Un paso a la vez



Son cerca de las 10:00 pm, estoy en el transporte público rumbo a casa. Frente a mi se ha sentado una pareja de personas mayores, de 60 años aproximadamente; él le toma la mano y ella le ha correspondido con un ligero apretón pero volteo hacia la ventanilla a mirar las gotas que han comenzado a escurrirse. Me siento algo incomoda. Junto a mi hay otro par, ésta de jóvenes, ella está embarazada, “luce tan bien en ese estado”, pienso, y una ligera risa se apodera de mi sin embargo nuevamente la incomodidad vuelve. La señora sexagenaria mira a la joven en cinta y me hace suponer que evoca el tiempo aquel donde ellos se veían de esa manera, tan lejano creo.


Los dos polos, emprender una travesía y llegar al crepúsculo de la misma.

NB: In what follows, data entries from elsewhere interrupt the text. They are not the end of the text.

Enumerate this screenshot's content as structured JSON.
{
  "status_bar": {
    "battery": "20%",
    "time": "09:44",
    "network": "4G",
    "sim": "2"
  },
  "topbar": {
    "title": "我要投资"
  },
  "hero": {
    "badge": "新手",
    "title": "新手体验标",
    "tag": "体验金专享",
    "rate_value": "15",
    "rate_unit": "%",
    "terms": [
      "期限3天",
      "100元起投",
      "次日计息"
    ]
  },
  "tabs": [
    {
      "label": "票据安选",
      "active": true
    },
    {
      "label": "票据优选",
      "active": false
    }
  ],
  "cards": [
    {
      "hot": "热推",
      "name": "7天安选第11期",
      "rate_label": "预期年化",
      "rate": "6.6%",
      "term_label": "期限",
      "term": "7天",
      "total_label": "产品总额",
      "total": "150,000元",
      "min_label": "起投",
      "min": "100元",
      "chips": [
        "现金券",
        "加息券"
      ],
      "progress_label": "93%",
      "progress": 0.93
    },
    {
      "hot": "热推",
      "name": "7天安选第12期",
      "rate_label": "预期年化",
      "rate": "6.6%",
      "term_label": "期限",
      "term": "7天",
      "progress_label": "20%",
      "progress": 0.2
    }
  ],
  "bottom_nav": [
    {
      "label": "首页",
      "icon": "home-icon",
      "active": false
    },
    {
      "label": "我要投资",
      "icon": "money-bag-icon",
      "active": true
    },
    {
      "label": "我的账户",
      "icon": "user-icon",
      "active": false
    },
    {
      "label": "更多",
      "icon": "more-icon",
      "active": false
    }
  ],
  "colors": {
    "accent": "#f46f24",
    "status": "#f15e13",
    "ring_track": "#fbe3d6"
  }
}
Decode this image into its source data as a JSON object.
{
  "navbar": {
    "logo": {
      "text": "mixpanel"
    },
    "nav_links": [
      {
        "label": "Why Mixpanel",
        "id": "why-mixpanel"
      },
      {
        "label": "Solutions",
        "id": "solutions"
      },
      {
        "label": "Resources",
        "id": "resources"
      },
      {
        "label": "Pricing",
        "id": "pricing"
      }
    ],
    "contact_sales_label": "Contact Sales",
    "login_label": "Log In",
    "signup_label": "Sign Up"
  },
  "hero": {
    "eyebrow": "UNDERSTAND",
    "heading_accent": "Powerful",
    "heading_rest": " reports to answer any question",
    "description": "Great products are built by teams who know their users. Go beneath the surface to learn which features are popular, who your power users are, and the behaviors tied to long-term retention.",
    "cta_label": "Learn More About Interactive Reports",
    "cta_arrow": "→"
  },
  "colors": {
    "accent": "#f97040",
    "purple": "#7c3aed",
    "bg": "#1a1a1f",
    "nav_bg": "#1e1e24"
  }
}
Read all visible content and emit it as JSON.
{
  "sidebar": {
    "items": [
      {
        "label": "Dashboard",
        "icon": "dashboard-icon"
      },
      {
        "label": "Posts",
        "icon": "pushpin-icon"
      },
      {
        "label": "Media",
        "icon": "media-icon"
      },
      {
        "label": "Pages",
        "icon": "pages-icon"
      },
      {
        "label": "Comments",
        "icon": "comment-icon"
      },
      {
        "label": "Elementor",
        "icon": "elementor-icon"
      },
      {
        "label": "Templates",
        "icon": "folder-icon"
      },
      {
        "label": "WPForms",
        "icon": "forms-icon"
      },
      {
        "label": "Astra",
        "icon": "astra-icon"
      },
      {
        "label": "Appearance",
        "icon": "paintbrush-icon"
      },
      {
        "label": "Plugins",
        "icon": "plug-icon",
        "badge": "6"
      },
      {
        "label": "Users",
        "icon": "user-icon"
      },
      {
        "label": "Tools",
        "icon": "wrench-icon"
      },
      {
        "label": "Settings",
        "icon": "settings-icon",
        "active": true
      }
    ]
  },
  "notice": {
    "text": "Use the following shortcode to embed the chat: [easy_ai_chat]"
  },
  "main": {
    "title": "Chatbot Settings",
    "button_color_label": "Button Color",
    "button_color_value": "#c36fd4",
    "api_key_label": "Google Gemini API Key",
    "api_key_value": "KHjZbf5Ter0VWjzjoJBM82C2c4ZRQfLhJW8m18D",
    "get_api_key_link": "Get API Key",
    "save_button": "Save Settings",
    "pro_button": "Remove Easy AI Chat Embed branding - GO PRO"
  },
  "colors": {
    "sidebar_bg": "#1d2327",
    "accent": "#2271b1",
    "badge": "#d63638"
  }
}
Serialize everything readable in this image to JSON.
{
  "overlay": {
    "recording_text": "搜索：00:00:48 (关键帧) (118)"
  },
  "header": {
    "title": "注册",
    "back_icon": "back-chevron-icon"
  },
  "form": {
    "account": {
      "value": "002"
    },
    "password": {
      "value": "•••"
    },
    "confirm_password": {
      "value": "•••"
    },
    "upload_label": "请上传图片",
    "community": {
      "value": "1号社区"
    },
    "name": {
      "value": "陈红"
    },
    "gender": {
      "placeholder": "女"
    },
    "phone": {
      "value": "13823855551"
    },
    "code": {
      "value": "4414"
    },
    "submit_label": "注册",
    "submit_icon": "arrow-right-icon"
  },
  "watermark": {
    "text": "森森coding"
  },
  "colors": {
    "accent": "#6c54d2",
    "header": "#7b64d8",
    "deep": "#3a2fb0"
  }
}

…después de pensar esto le subo el audio al reproductor y me sumerjo en las gotas del cristal.

En una comida…


Dispersa: (hablando bajito) Tendré que decirle a tu mamá: “Señora reprenda a su hijo, es de lo peor, un vouyerista; imagine que más de una mujer se ha quedado con ganas de darle una bofetada”


Ebrick: Jajaja y seguramente también te encuentras en ese número ¿verdad?


Dispersa: Claro que no, soy de las atípicas que tolera tus actitudes, agresiones y alguna que otra cerdez.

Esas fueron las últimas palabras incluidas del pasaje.